Let’s face it, very few of us are experts when it comes to wound care. Injuries sustained at home are always spontaneous, and it can be hard to think clearly while trying to treat a wound. While a minor paper cut or a little bump on the head can easily be treated with widely known remedies, most severe injuries tend to stir panic, leading to irrational judgment of how to adhere to the wound. Here are a few tips to remember in case these occasions of emergency arise:

Severed finger

Whether it’s chopping up ingredients in the kitchen or sawing wood in the garage, there are a number of ways a severed finger accident can arise. One of the general mistakes people make when it comes to treating a cut-off finger tip is placing the amputated part in a bag of ice to try and preserve it. It is strongly advised by the American Academy of Orthopedic Surgeons never to do this because it will only cause further damage and make attaching the tip back to the finger more difficult. Instead, wrap the severed part up in a damp gauze dressing, and if you have time try to dampen the bandage with saline solution. Place the tip in a watertight bag and then you will finally place the bag in a container of ice to take with you to the emergency room.

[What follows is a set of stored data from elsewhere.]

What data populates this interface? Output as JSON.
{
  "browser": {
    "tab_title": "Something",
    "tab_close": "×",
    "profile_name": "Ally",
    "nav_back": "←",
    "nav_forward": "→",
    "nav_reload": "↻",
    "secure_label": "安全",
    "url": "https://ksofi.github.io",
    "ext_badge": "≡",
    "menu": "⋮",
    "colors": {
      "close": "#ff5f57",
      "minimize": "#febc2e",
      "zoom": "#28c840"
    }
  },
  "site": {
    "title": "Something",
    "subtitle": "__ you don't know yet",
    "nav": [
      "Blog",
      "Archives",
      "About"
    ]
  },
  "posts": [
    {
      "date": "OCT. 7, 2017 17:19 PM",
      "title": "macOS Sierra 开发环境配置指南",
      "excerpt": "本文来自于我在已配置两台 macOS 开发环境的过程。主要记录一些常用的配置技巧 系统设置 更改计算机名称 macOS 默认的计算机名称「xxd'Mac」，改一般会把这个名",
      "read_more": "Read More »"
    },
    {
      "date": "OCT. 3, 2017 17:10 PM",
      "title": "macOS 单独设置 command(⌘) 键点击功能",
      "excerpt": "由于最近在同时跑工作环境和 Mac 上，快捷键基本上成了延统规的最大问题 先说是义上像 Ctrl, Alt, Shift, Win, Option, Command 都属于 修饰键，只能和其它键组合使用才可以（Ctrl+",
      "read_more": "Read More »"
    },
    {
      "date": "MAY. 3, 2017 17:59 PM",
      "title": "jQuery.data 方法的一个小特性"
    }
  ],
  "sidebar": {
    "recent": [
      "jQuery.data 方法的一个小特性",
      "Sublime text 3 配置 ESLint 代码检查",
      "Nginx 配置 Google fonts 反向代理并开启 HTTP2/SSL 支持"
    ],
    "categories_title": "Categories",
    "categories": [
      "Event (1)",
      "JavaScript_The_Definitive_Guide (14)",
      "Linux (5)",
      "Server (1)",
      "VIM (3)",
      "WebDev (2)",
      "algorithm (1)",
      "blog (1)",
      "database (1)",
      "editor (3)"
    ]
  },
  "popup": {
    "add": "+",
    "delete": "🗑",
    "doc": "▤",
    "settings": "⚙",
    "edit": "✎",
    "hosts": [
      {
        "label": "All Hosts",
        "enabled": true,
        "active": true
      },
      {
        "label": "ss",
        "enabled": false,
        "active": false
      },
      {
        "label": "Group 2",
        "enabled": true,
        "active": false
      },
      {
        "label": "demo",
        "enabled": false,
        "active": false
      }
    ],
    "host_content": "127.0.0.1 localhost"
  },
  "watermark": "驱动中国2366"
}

While it’s easy to conclude that placing ice upon a burn wound is an effective measure of reducing swelling, but the truth of the matter is you’re only prompting more damage. Applying extremely cold temperatures to a burn will slow down the healing process, and possibly produce frostbite or provoke inflammatory symptoms. Instead you should place the burn under running cool water, and cover it up with a sterile gauze dressing. Using over-the-counter pain medication is also recommended by the Mayo Clinic.

Stab wound

If in the serious event of enduring a knife or other object puncturing your skin, the first instinct is to grab the device and yank it out of the wound. If the object is still lodged within your body, do not try to pull it out. This will only cause more blood to be lost, and moving it in any direction can cause further damage to the interior of your body. Instead, don’t waste time attempting to take the knife out, try to stop the bleeding as much as possible and get to the nearest hospital as fast as you can.